A separate meta-analysis for binary and continuous data will be conducted with random-effects Mantel-Haenszel model comparing the high risk of bias trials with the rest of trials at a level of significance of 5 % for subgroup difference. Publication bias will be explored using a funnel plot separately for trials at high risk and not at high risk.

The rate of blinded trials and respective blinded study contributors will be expressed descriptively overall and over time periods (1996–2000, 2001–2009, 2010–2015).

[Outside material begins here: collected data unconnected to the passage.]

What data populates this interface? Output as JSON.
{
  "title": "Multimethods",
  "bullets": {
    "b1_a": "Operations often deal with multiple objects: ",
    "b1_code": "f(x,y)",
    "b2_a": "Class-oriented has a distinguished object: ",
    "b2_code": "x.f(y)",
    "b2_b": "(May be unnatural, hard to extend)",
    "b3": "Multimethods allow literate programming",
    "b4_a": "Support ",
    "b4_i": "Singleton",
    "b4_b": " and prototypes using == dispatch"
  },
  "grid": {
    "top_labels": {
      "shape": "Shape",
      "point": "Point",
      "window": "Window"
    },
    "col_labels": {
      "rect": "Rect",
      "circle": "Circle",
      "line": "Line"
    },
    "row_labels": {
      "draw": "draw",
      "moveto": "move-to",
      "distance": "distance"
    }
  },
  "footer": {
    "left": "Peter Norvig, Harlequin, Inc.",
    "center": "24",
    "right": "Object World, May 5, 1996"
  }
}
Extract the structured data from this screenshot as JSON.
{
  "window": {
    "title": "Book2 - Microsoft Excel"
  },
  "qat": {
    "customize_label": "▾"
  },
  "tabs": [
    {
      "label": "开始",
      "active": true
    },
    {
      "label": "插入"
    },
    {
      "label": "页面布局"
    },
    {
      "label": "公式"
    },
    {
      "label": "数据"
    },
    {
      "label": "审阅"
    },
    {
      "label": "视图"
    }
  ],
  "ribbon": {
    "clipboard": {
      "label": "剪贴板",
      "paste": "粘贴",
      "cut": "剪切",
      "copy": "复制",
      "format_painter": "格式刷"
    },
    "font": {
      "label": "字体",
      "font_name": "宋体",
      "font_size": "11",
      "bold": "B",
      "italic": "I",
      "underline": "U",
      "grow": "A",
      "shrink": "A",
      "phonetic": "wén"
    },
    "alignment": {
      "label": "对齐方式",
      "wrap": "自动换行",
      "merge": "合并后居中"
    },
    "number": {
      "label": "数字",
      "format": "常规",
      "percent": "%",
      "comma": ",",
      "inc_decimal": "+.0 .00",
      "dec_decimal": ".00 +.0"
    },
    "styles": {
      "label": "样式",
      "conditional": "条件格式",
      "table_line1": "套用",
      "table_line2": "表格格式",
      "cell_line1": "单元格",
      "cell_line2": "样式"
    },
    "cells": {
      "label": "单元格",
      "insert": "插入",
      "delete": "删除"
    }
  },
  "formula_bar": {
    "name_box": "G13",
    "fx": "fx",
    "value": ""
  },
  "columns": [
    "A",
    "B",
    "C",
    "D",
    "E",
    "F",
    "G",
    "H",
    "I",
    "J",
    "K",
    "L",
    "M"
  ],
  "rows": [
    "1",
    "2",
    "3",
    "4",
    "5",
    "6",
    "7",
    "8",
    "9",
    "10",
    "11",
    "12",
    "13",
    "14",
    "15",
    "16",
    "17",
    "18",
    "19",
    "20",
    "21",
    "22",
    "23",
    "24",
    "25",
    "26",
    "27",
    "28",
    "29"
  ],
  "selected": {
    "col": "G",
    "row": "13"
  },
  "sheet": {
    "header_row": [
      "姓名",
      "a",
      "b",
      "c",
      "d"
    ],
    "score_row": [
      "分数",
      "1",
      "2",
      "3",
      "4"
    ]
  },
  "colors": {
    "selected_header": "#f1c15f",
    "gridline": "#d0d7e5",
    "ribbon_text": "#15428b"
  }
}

The potential of blinding will be expressed as comparison of actual blinded trials with feasibility of blinding in included trials.

Subgroup and sensitivity analysis

For the main outcome and secondary outcomes, subgroup analyses will be performed according to which of the study contributors were blinded. Additionally, a subgroup analysis will be performed according to the intervention type in included trials, i.e. investigating operative accesses, different instruments or surgical strategies.

A sensitivity analysis of the main outcome will be performed excluding all trials with an objective primary endpoint, e.g. mortality. Furthermore, a sensitivity analysis for the main outcome will be performed comparing trials at low risk of bias with high/unclear risk of bias and comparing trials at high risk of bias with trials at low risk of bias only.

Discussion

This protocol describes the methods of a systematic review and empirical analysis, which will provide the present status and potential and influence of blinding on outcomes in general and abdominal surgery RCT.

The study sample included for analysis will be specific for general and abdominal surgical RCT. To narrow the analysis on the influence of detection and performance bias, other sources of biases are excluded. In the preliminary search, about 30,000 articles were found. With the above described eligibility criteria, an estimated precision of 3 % and other acquainted values from a former review [18, 22], a sample of about 600 RCT will be expected to be available for quantitative analysis.

The existing literature clearly shows that existing detection and performance bias distort the measured effect from the true effect in pharmacological trials [7, 12]. In contrast to a pill, surgical interventions cannot be blinded to all trial contributors. The degree of such bias in general and abdominal surgery has never been determined quantitatively. Therefore, the conduct of this study is important because the knowledge about the influence of missing blinding could further be discussed not only in a qualitative but also in a quantitative manner. By using the established Cochrane Collaboration’s tool for assessing risk of bias [4], the results of the planned analysis will be specifically applicable to critical appraisal of surgical trials. Possible overestimated treatment effects could be detected and corrected or at least be discussed on quantitative evidence. In case of a missing association between lack of blinding and significant trial results, different reasons have to be taken into account. One reason would be publication bias with due to negative and assumably blinded trials which were restrained. Another reason could in fact be the strong physical component of surgical interventions leading to unblinding of patients. This reason can be explored if trials evaluated the unblinding rate of their measures. However, it is also possible that in surgical trials, blinding has not the same status than in pharmacological trials. In case of a true missing association between lack of blinding and significant trial results, surgical researcher could rely on this evidence and leave out complicated ways of blinding methods in RCT without threatening the validity of trial results.